For me it is personal, in that, I have a love affair with the English language. I find it to be a thing of beauty and if used correctly will return positive results no matter what the discussion. As you read further, you may find this a bit odd given what I intend to cover here today. You see, language takes on different personalities depending on when and where used. Many disagree with me on this point and feel one should always be as proper as possible. I suggest otherwise.
Consider when we attend church; our language is appropriate for the event. We wouldn’t be caught saying, “Damn nice sermon today, Father”, of course not! When going to a sporting event, we generally have looser vernacular than during our time at the office. Golfing tends to bring out euphemisms that normally would be frowned upon in other areas of polite society. And when I served in the military, I was not politely asked to obey a command, I was told to move my ass and get it done! Different language personalities for different areas of life.
Here’s my issue
We see this within ourselves and we know that we change our lexicon to fit the place, time and environment. So why is difficult for us to discuss love, sex and relationships without feeling like our forth grade librarian just entered the room with a pocket full of detention slips? You know exactly what I mean. We tend say words like penis and vagina through a whisper so thin they could barely be heard in a sound proofed room. A different language personality for a different discussion, and be happy to engage in the conversation.

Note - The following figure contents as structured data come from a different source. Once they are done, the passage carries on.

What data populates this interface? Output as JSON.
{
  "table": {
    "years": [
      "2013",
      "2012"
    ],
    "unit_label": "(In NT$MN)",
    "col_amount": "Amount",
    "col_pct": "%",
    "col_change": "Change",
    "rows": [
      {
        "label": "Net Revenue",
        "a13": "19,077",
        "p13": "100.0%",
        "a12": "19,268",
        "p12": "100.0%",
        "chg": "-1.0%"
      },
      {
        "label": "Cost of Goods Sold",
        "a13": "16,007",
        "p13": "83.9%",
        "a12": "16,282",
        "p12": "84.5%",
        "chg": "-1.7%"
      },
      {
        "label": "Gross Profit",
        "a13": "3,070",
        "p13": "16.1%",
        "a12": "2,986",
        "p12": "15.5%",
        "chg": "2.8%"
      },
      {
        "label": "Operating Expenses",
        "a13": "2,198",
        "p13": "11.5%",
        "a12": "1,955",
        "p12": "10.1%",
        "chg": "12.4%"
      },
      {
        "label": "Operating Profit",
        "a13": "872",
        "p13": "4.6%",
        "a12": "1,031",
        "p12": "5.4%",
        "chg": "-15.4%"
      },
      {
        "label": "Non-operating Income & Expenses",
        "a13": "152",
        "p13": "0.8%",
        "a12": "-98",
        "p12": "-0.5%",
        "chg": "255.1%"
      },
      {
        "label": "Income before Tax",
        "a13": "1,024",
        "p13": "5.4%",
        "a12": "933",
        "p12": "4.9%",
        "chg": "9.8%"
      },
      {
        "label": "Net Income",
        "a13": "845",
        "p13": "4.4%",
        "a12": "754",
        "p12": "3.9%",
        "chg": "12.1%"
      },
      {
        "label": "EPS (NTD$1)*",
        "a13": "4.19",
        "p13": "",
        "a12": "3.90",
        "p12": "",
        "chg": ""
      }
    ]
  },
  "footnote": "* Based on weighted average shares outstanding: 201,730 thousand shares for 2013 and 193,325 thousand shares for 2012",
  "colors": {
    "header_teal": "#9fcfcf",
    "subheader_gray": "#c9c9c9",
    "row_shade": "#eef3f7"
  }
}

We need to proud of dialog and learn from each other, especially our lovers. Don’t whisper the words, find out what is acceptable, get comfortable using them and define boundaries. I’m not suggesting getting vulgar, but this is love and sex we are talking about. It’s messy, dirty and invigorating, accept it and get used to it. Talk about it and decide with your partner what is acceptable and what is off limits.
Is it okay for a man to text his partner, “I want to have my mouth on your pussy tonight”? I think so, but that’s me. And using the word vagina in this context is just a mood killer. Should she be comfortable texting back, “And I want some cock too”? Yes, if that’s what turns them on, but using the word penis should be criminal. They are just words and they fit perfectly in this private, intimate dialog.
The word “fuck” is used countless times in movies and books and nothing is thought of it. 50 Shades of Grey is now considered “Mommy Porn” and other than a few attempts to ban the book, it has been received with rave reviews. So why are we so afraid of the words when it comes to our personal sex lives? Answer: we are uncomfortable with the words and/or feel our partner is uncomfortable with them when we use them about us. And yet we will both read the books and watch the movies, how disappointing…
Let’s Get Filthy
So I invite each of you to share this post with your partners, discuss the feelings and thoughts surrounding the use of “dirty” words in your relationship and sexual encounters and clearly define the “Off Limits” boundaries. Getting turned on by conversation can and will come to an abrupt halt if an unwanted word is used. Be respectful of each others limits and best of all enjoy what happens as the conversation develops.
If you have never ended a session of sex out of breath, sweaty and soar, I feel sorry for you. Let’s take this opportunity to change all that. Getting filthy in the mud of love is as good as it gets. Let me know how things go and try not to injure each other.
Love with no shame and ask with no fear.